Dasar pertimbangan utama dalam penyusunan rencana pola ruang Kabupaten Pulau Morotai adalah visi penataan ruang yang berbasis ekosistem pulau kecil, pulau terluar dan wilayah perbatasan negara. Pada proses penyusunan RTRW Kabupaten Pulau Morotai berkembang pemikiran tentang :
1.       Mendorong bertumbuhnya pusat perekonomian baru berbasis usaha produksi perikanan laut dan industri pengolahan perikanan, baik perikanan tangkap maupun budidaya, serta pengembangan serta usaha kecil.
2.       Mengendalikan laju aliran permukaan (run off) pada saat musim hujan dan kualitas air permukaan saat musim kemarau dengan mempertahankan tutupan vegetasi permanen baik dikawasan lindung maupun dikawasan budidaya terbatas.
3.       Melakukan perubahan fungsi dan peruntukkan kawasan hutan dengan mempertimbangkan daya dukung ekosistem pulau kecil untuk mengakomodir kebutuhan lahan dimasa yang akan datang (20 tahun mendatang) sebagai Kabupaten baru dari kondisi saat ini yang hampir seluruh kawasan beruba kawasan hutan.
4.       Melakukan Mitigasi terhadap bencana alam khususnya gempa dan tsunami, terutama pada kawasan pemukiman yang terkosentrasi diwilayah pesisir.
Dengan pertimbangan tersebut, serta memperhatikan kebijakan penataan ruang nasional (RTRWN), RTRW Propinsi Maluku Utara maka rencana pola ruang Kabupaten Pulau Morotai yaitu :
1.       Kawasan Lindung.
2.       Rencan pola ruang Kawasan Budidaya terbatas, dan
3.       Rencana pola ruang Kawasan Budidaya Intensif.
Dalam Penyusunan Rencana Tata Ruang Kabupaten Pulau Morotai ini juga telah ditetapkan beberapa Kawasan Strategis.
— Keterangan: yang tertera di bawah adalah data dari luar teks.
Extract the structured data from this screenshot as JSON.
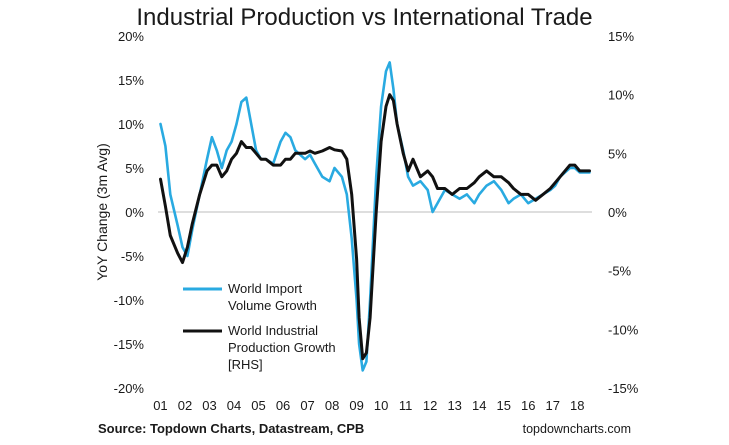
{
  "chart_data": {
    "type": "line",
    "title": "Industrial Production vs International Trade",
    "ylabel": "YoY Change (3m Avg)",
    "x_ticks": [
      "01",
      "02",
      "03",
      "04",
      "05",
      "06",
      "07",
      "08",
      "09",
      "10",
      "11",
      "12",
      "13",
      "14",
      "15",
      "16",
      "17",
      "18"
    ],
    "ylim_left": [
      -20,
      20
    ],
    "ylim_right": [
      -15,
      15
    ],
    "left_ticks": [
      "20%",
      "15%",
      "10%",
      "5%",
      "0%",
      "-5%",
      "-10%",
      "-15%",
      "-20%"
    ],
    "right_ticks": [
      "15%",
      "10%",
      "5%",
      "0%",
      "-5%",
      "-10%",
      "-15%"
    ],
    "legend_position": "bottom-left",
    "series": [
      {
        "name": "World Import Volume Growth",
        "color": "#29aae1",
        "axis": "left",
        "x": [
          2001.0,
          2001.2,
          2001.4,
          2001.7,
          2001.9,
          2002.1,
          2002.3,
          2002.6,
          2002.9,
          2003.1,
          2003.3,
          2003.5,
          2003.7,
          2003.9,
          2004.1,
          2004.3,
          2004.5,
          2004.7,
          2004.9,
          2005.1,
          2005.3,
          2005.6,
          2005.9,
          2006.1,
          2006.3,
          2006.5,
          2006.7,
          2006.9,
          2007.1,
          2007.3,
          2007.6,
          2007.9,
          2008.1,
          2008.4,
          2008.6,
          2008.8,
          2009.0,
          2009.1,
          2009.25,
          2009.4,
          2009.55,
          2009.8,
          2010.0,
          2010.2,
          2010.35,
          2010.5,
          2010.65,
          2010.9,
          2011.1,
          2011.3,
          2011.6,
          2011.9,
          2012.1,
          2012.3,
          2012.6,
          2012.9,
          2013.2,
          2013.5,
          2013.8,
          2014.0,
          2014.3,
          2014.6,
          2014.9,
          2015.2,
          2015.4,
          2015.7,
          2016.0,
          2016.3,
          2016.6,
          2016.9,
          2017.1,
          2017.3,
          2017.5,
          2017.7,
          2017.9,
          2018.1,
          2018.3,
          2018.5
        ],
        "values": [
          10.0,
          7.5,
          2.0,
          -1.5,
          -4.0,
          -5.0,
          -2.0,
          2.0,
          6.0,
          8.5,
          7.0,
          5.0,
          7.0,
          8.0,
          10.0,
          12.5,
          13.0,
          10.0,
          7.0,
          6.0,
          6.0,
          5.5,
          8.0,
          9.0,
          8.5,
          7.0,
          6.5,
          6.0,
          6.5,
          5.5,
          4.0,
          3.5,
          5.0,
          4.0,
          2.0,
          -3.0,
          -10.0,
          -15.0,
          -18.0,
          -17.0,
          -10.0,
          4.0,
          12.0,
          16.0,
          17.0,
          14.0,
          10.0,
          7.0,
          4.0,
          3.0,
          3.5,
          2.5,
          0.0,
          1.0,
          2.5,
          2.0,
          1.5,
          2.0,
          1.0,
          2.0,
          3.0,
          3.5,
          2.5,
          1.0,
          1.5,
          2.0,
          1.0,
          1.5,
          2.0,
          2.5,
          3.0,
          4.0,
          4.5,
          5.0,
          5.0,
          4.5,
          4.5,
          4.5
        ]
      },
      {
        "name": "World Industrial Production Growth [RHS]",
        "color": "#111111",
        "axis": "right",
        "x": [
          2001.0,
          2001.2,
          2001.4,
          2001.7,
          2001.9,
          2002.1,
          2002.3,
          2002.6,
          2002.9,
          2003.1,
          2003.3,
          2003.5,
          2003.7,
          2003.9,
          2004.1,
          2004.3,
          2004.5,
          2004.7,
          2004.9,
          2005.1,
          2005.3,
          2005.6,
          2005.9,
          2006.1,
          2006.3,
          2006.5,
          2006.7,
          2006.9,
          2007.1,
          2007.3,
          2007.6,
          2007.9,
          2008.1,
          2008.4,
          2008.6,
          2008.8,
          2009.0,
          2009.1,
          2009.25,
          2009.4,
          2009.55,
          2009.8,
          2010.0,
          2010.2,
          2010.35,
          2010.5,
          2010.65,
          2010.9,
          2011.1,
          2011.3,
          2011.6,
          2011.9,
          2012.1,
          2012.3,
          2012.6,
          2012.9,
          2013.2,
          2013.5,
          2013.8,
          2014.0,
          2014.3,
          2014.6,
          2014.9,
          2015.2,
          2015.4,
          2015.7,
          2016.0,
          2016.3,
          2016.6,
          2016.9,
          2017.1,
          2017.3,
          2017.5,
          2017.7,
          2017.9,
          2018.1,
          2018.3,
          2018.5
        ],
        "values": [
          2.8,
          0.5,
          -2.0,
          -3.5,
          -4.3,
          -3.0,
          -1.0,
          1.5,
          3.5,
          4.0,
          4.0,
          3.0,
          3.5,
          4.5,
          5.0,
          6.0,
          5.5,
          5.5,
          5.0,
          4.5,
          4.5,
          4.0,
          4.0,
          4.5,
          4.5,
          5.0,
          5.0,
          5.0,
          5.2,
          5.0,
          5.2,
          5.5,
          5.3,
          5.2,
          4.5,
          1.5,
          -4.0,
          -9.0,
          -12.5,
          -12.0,
          -9.0,
          0.0,
          6.0,
          9.0,
          10.0,
          9.5,
          7.5,
          5.0,
          3.5,
          4.5,
          3.0,
          3.5,
          3.0,
          2.0,
          2.0,
          1.5,
          2.0,
          2.0,
          2.5,
          3.0,
          3.5,
          3.0,
          3.0,
          2.5,
          2.0,
          1.5,
          1.5,
          1.0,
          1.5,
          2.0,
          2.5,
          3.0,
          3.5,
          4.0,
          4.0,
          3.5,
          3.5,
          3.5
        ]
      }
    ]
  },
  "legend": [
    {
      "lines": [
        "World Import",
        "Volume Growth"
      ],
      "color": "#29aae1"
    },
    {
      "lines": [
        "World Industrial",
        "Production Growth",
        "[RHS]"
      ],
      "color": "#111111"
    }
  ],
  "footer": {
    "source": "Source: Topdown Charts, Datastream, CPB",
    "credit": "topdowncharts.com"
  }
}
Adapun yang dimaksud dengan kawasan strategis Kabupaten adalah wilayah yang penataan ruangnya diprioritaskan karena mempunyai pengaruh yang cukup penting dalam lingkup Kabupaten/ Kota terhadap pengembangan ekonomi, sosial, budaya dan lingkungan. Kawasan strategis yang terdapat di Kabupaten Pulau Morotai direncanakan ada lima, yaitu :
1.       Kawasan Ekonomi Khusus (KEK) Tilei sebagai Kawasan Strategis Kabupaten
2.       Kawasan Strategis Nasional Daruba, sebagai Kawasan Strategis Nasional
3.       Kota Terpadu Mandiri (KTM) Dehegila sebagai kawasan strategis Kabupaten
4.       Kawasan Megaminapolitan Bere-bere sebagai Kawasan Strategis Nasional, dan
5.       Kawasan Navi Base sebagai kawasan strategis Kabupaten.
Rencana tata ruang dan kota wilayah Kabupaten ini menjadi pedoman bagi Pemerintah Daerah untuk menetapkan lokasi kegiatan pembangunan dalam memanfaatkan ruang serta dalam penyusunan program pembangunan yang berkaitan dengan pemanfaatan ruang di daerah tersebut dan sekaligus menjadi dasar dalam pemberian rekomendasi pengarahan pemanfaatan ruang, sehingga pemanfaatan ruang dalam pelaksanaan pembangunan selalu sesuai dengan rencana tata ruang Kabupaten.